Elections britanniques : l’impasse ?

LONDRES – Les sondages donnent les Travaillistes légèrement en retard sur les Conservateurs et l’élection britannique du 6 mai pourrait bien produire un parlement ‘suspendu’, dans lequel aucun des deux principaux partis n’obtiendra la majorité et l’équilibre des pouvoirs sera entre les mains des Libéraux Démocrates. Selon le parti qui aura obtenu le plus de sièges, le prochain Premier ministre sera soit le Travailliste Gordon Brown, soit le Conservateur David Cameron, mais, dans un cas comme dans l’autre, avec le soutien des Libéraux Démocrates.

La surprise vient de ce que les Conservateurs ne font pas franchement la course en tête. Après 13 ans au pouvoir, le Labour est entré en campagne avec un énorme désavantage : l’héritage de Tony Blair. Après avoir été l’atout majeur du Labour en 1997, Blair est devenu son pire cauchemar après la guerre d’Irak, jusqu’à être poussé vers la sortie en 2006.
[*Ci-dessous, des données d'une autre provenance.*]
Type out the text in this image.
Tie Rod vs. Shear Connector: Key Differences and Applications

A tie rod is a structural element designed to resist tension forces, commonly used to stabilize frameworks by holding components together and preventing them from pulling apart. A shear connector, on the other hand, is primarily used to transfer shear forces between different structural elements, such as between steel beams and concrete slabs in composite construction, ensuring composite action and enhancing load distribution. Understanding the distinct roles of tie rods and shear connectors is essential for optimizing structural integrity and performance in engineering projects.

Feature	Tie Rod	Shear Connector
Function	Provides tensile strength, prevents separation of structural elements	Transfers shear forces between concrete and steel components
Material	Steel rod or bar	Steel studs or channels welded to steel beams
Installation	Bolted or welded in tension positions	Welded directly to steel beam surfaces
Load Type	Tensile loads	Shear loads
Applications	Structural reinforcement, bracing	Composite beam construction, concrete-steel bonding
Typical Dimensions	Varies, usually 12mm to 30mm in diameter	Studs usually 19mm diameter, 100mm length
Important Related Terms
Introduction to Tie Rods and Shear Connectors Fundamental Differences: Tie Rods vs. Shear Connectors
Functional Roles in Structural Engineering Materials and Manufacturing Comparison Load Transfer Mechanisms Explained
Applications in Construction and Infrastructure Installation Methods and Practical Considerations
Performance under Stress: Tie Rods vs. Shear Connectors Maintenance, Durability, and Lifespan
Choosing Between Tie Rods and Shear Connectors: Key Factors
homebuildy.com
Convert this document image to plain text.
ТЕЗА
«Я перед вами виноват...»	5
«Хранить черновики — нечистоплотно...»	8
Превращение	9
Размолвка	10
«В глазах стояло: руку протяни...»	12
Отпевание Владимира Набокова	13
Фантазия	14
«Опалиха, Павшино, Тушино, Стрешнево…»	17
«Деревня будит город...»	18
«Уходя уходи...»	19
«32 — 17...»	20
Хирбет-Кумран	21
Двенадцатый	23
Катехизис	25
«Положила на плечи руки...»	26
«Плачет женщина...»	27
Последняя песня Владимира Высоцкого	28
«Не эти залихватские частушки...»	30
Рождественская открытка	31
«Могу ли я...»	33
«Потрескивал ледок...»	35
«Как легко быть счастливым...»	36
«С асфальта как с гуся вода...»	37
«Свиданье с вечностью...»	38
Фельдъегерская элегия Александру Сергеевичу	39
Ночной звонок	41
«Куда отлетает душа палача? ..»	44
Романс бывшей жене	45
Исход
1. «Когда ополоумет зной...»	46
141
Blair avait décrit son successeur, le Chancelier de l’Echiquier (ministre des finances) Gordon Brown comme quelqu’un de ‘maladroit’ ; un homme plein de charme et d’humour dans le privé, mais incroyablement froid en public. Dans le tout premier débat présidentiel télévisé jamais organisé en Grande Bretagne, le jeune Nick Clegg a volé la vedette pour les Libéraux Démocrates avec toute sa fraicheur et sa franchise. David Cameron était poli mais vague, et Brown s’est retranché derrière des montagnes de statistiques.